Unofficially subtitled “From the world of John Wick”—in case you couldn’t tell from the copious amount of violence, stunts, and eastern European mythology—Ballerina technically takes place between John Wick: Chapter 3—Parabellum and John Wick: Chapter 4. (If I’m not mistaken, there’s a ballerina assassin character in Chapter 3, but not this particular one.)
Here, she's named Eve Macarro, played as an adult by Ana de Armas. In fact, Ballerina screenwriter Shay Hatten had his spec script acquired by Lionsgate in 2017, leading to him contributing to the final screenplay of Chapter 3, and making him lead writer on Chapter 4.
With this latest installment/spinoff, Hatten finds ways to tell his complete story about Eve’s history, while also finding opportunities for her to cross paths with Wick (Keanu Reeves, in much more of the film than I was expecting), as well as the staff of the Continental Hotel (including Ian McShane’s Winston and the final screen appearance of Lance Reddick as Charon).

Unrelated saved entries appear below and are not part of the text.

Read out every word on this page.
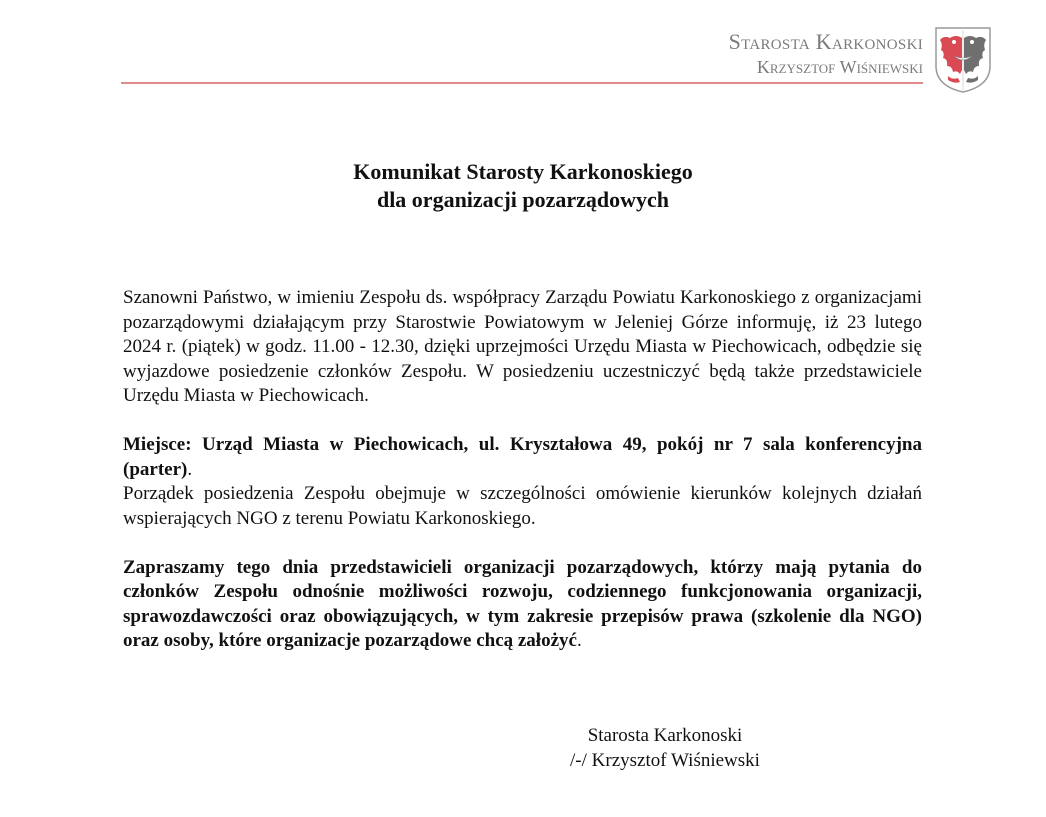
Starosta Karkonoski
Krzysztof Wiśniewski
Komunikat Starosty Karkonoskiego
dla organizacji pozarządowych

Szanowni Państwo, w imieniu Zespołu ds. współpracy Zarządu Powiatu Karkonoskiego z organizacjami pozarządowymi działającym przy Starostwie Powiatowym w Jeleniej Górze informuję, iż 23 lutego 2024 r. (piątek) w godz. 11.00 - 12.30, dzięki uprzejmości Urzędu Miasta w Piechowicach, odbędzie się wyjazdowe posiedzenie członków Zespołu. W posiedzeniu uczestniczyć będą także przedstawiciele Urzędu Miasta w Piechowicach.

Miejsce: Urząd Miasta w Piechowicach, ul. Kryształowa 49, pokój nr 7 sala konferencyjna (parter).

Porządek posiedzenia Zespołu obejmuje w szczególności omówienie kierunków kolejnych działań wspierających NGO z terenu Powiatu Karkonoskiego.

Zapraszamy tego dnia przedstawicieli organizacji pozarządowych, którzy mają pytania do członków Zespołu odnośnie możliwości rozwoju, codziennego funkcjonowania organizacji, sprawozdawczości oraz obowiązujących, w tym zakresie przepisów prawa (szkolenie dla NGO) oraz osoby, które organizacje pozarządowe chcą założyć.

Starosta Karkonoski
/-/ Krzysztof Wiśniewski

The filmmakers also bring back Anjelica Houston and The Director, who is in charge of the Ruska Roma assassin program, a training regimen not unlike Marvel’s Black Widow program or the Sparrow operatives in Red Sparrow. They begin training these women as young girls and teach them how to stalk and kill without mercy or hesitation. But all Eve cares about is finding the people who killed her beloved father in front of her when she was a child, a group led by The Chancellor (Gabriel Byrne).

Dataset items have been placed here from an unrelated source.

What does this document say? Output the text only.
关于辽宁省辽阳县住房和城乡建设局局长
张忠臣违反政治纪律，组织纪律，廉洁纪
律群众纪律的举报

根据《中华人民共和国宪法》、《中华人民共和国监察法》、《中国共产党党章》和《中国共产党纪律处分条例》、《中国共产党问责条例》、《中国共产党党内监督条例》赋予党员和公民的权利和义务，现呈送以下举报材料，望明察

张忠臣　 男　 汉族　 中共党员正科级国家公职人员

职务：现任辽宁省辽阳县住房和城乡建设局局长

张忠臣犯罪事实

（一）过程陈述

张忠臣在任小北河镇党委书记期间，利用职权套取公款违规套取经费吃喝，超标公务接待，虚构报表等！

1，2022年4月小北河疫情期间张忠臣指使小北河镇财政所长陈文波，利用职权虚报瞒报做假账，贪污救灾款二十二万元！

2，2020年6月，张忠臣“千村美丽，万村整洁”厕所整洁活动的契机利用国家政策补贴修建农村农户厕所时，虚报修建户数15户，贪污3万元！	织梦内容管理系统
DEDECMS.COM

We follow Eve from childhood to her introduction into the assassination traditions, until she becomes one of the ballerinas' most efficient killers. Winston promises she will always be under his protection, and he has plenty of chances to prove that. She finds a worthy mentor in Lena (Catalina Sandino Moreno); Eve also gets a chance to save a little girl (Ava Joyce McCarthy) from being kidnapped into the assassin’s life by befriending her father, Daniel (Norman Reedus), another assassin staying at the Continental when she’s there.

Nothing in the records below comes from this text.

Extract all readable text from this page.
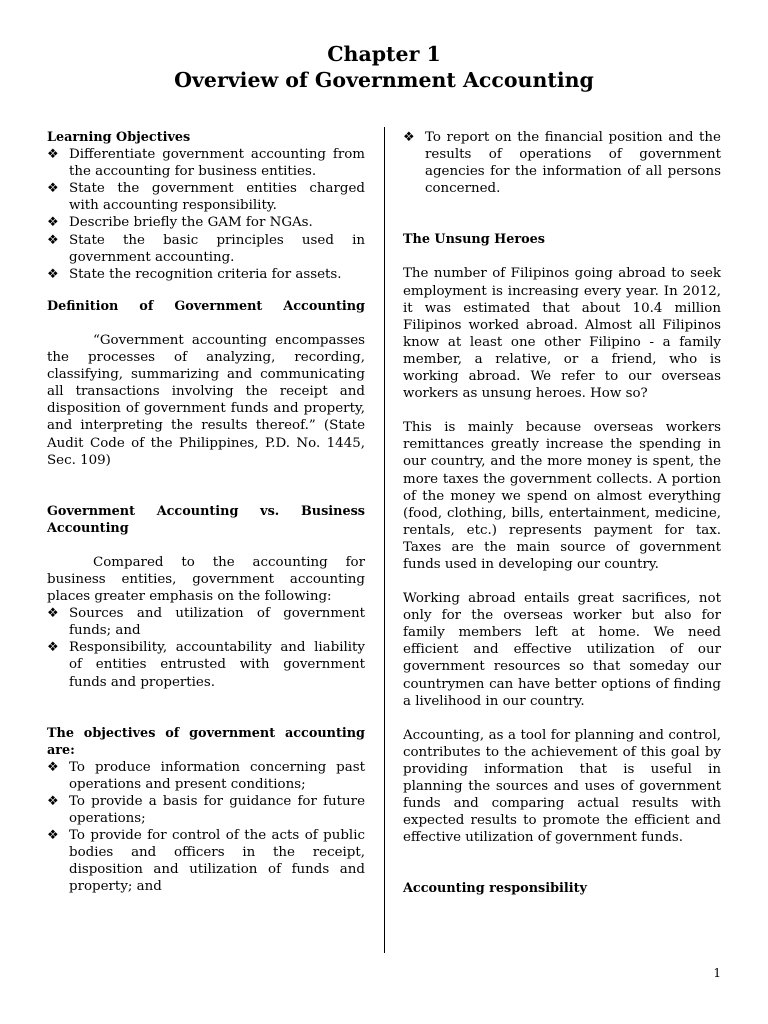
Chapter 1
Overview of Government Accounting

Learning Objectives

❖ Differentiate government accounting from the accounting for business entities.
❖ State the government entities charged with accounting responsibility.
❖ Describe briefly the GAM for NGAs.
❖ State the basic principles used in government accounting.
❖ State the recognition criteria for assets.

Definition of Government Accounting

“Government accounting encompasses the processes of analyzing, recording, classifying, summarizing and communicating all transactions involving the receipt and disposition of government funds and property, and interpreting the results thereof.” (State Audit Code of the Philippines, P.D. No. 1445, Sec. 109)

Government Accounting vs. Business Accounting

Compared to the accounting for business entities, government accounting places greater emphasis on the following:

❖ Sources and utilization of government funds; and
❖ Responsibility, accountability and liability of entities entrusted with government funds and properties.

The objectives of government accounting are:

❖ To produce information concerning past operations and present conditions;
❖ To provide a basis for guidance for future operations;
❖ To provide for control of the acts of public bodies and officers in the receipt, disposition and utilization of funds and property; and
❖ To report on the financial position and the results of operations of government agencies for the information of all persons concerned.

The Unsung Heroes

The number of Filipinos going abroad to seek employment is increasing every year. In 2012, it was estimated that about 10.4 million Filipinos worked abroad. Almost all Filipinos know at least one other Filipino - a family member, a relative, or a friend, who is working abroad. We refer to our overseas workers as unsung heroes. How so?

This is mainly because overseas workers remittances greatly increase the spending in our country, and the more money is spent, the more taxes the government collects. A portion of the money we spend on almost everything (food, clothing, bills, entertainment, medicine, rentals, etc.) represents payment for tax. Taxes are the main source of government funds used in developing our country.

Working abroad entails great sacrifices, not only for the overseas worker but also for family members left at home. We need efficient and effective utilization of our government resources so that someday our countrymen can have better options of finding a livelihood in our country.

Accounting, as a tool for planning and control, contributes to the achievement of this goal by providing information that is useful in planning the sources and uses of government funds and comparing actual results with expected results to promote the efficient and effective utilization of government funds.

Accounting responsibility

1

But let’s be honest, we don’t attend John Wick movies for the complicated story; we go for the action. And Ballerina is fully loaded with action. But here’s the thing: the credited director, Len Wiseman (the Underworld movies, Live Free or Die Hard, the Total Recall remake), didn’t direct most of what we’re seeing on screen. The film’s release was delayed a year so that the director of all the other John Wick movies, Chad Stahelski, could reshoot a majority of the movie (with Wiseman not present on set at all) over the course of two to three months. So the fact that Ballerina tonally feels right at home in this universe is not an accident in the slightest.
De Armas has proven herself an action star in works such as No Time To Die and Ghosted (I didn’t say they were all good movies), but in Ballerina, it’s clearly her doing the majority of her own stunts, and it makes a resounding difference. And even though it’s fairly certain that John Wick and company will return in their own film down the line, it’s so great to see Reeves, McShane, and Reddick back in these iconic roles, giving Eve just enough of a boost to make this film a worthy part of this brutal action universe. Like many of the John Wick movies, the mythology threatens to choke the life out of these stories, but as long as you can figure out who wants to kill the hero and who wants to save them, you should be in good hands.
The film is now playing in theaters.